The ongoing construction of a Sh5 billion government-led project to redevelop houses at Pangani estate, Nairobi on October 8, 2023.

Photo credit: File | Evans Habil | Nation Media Group

MPs have blocked a plan by the Treasury to allow owners of State-subsidised affordable homes to sell their units to anyone, at any time and without controls on the price they charge.

The National Assembly Finance and Planning Committee notes in its report on the Finance Bill, 2024 that removing restrictions on the sale of affordable houses by their owners would open the scheme to abuse.

The majority of Kenyans who gave their views during public hearings on the proposed law were also opposed to the Treasury proposal, the committee says.

The Treasury had proposed to eliminate a requirement that owners of the houses get approval from the Affordable Housing Board before selling their units.

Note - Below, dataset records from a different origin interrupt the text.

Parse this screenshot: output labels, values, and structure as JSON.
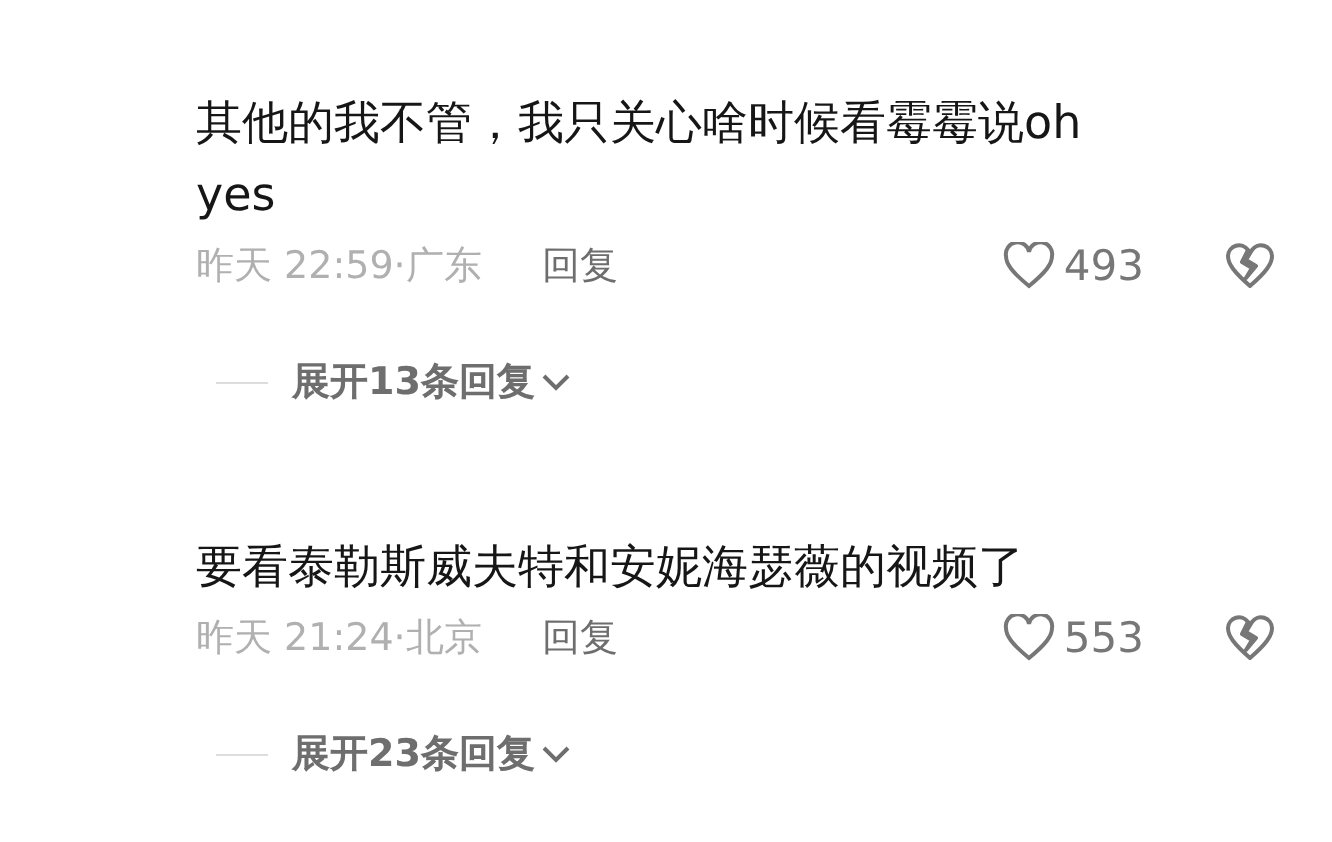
{
  "comments": [
    {
      "text": "其他的我不管，我只关心啥时候看霉霉说oh yes",
      "time": "昨天 22:59·广东",
      "reply": "回复",
      "likes": "493",
      "expand": "展开13条回复"
    },
    {
      "text": "要看泰勒斯威夫特和安妮海瑟薇的视频了",
      "time": "昨天 21:24·北京",
      "reply": "回复",
      "likes": "553",
      "expand": "展开23条回复"
    }
  ]
}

“The Bill seeks to amend the Affordable Housing Act to eliminate the requirement for owners of affordable housing units to obtain prior written consent from the Affordable Housing Board before selling their units,” the committee notes in its report.

“The Committee noted that the current provision in the Affordable Housing Act limits the right to property as enshrined in the Constitution and would be subject to abuse and therefore recommended deletion of the clause.”

Should MPs adopt the committee’s proposal, they will have put the brakes on the Treasury’s plan that could have seen even people not qualified to own the houses buy them from initial owners.

In the Finance Bill, the Treasury proposed to amend section 54 of the Affordable Housing Act, of 2024, which sets restrictions for owners of affordable housing units.

“The Affordable Housing Act is amended by deleting section 54. The Bill also amends section 54 of the Affordable Housing Act, to clean up the provision following the advisory given by the Attorney-General,” the Bill stated.

Section 54 of the Affordable Housing Act, 2024, states “Except with the prior written consent of the Board, a purchaser of an affordable housing unit under this Act shall not by contract, agreement or otherwise, sell or agree to sell his or her unit or any interest therein to any other person.”

The law also sets clear guidelines on conditions those entitled to the houses must meet, and the prices to be paid.

Following the proposal by the Treasury, many Kenyans sent petitions to Parliament opposing the move, arguing that it risked creating a loophole that would be exploited by rich, non-deserving persons to own the houses.

“Repealing the section that prohibits buyers from selling affordable houses will lead to speculative purchases by the wealthy and well-connected, thereby excluding the citizens who are intended to be the primary and sole beneficiaries of the program,” said Mr Kevin Wanambisi.

Mark Wambura also told the committee that the removal of the restriction would give room to the financially stable people to abuse the intention of the programme “whose purpose was not to make a profit.”

“The amendment should set a time limit within which the affordable units can be sold, to ensure that people who do not need the houses don’t just buy the houses to sell them at a profit,” said Mr Wambura.

Other Kenyans warned that the action could make affordable housing units a money-laundering haven, should they push “the willing buyer, willing seller situation making market forces of demand and supply take shape”.

Most of the Kenyans who petitioned the committee over the issue suggested that the government set a minimum number of years when the houses cannot be resold by their initial owners, with others noting that allowing the houses to be sold in the market could drive their prices up.

“Delete clause 61 because selling the units incentivizes corrupt individuals to take up units built with taxpayer money, sell the same, pocket the difference, and jump the queue again to do it all over again,” said Elizabeth Nyangara.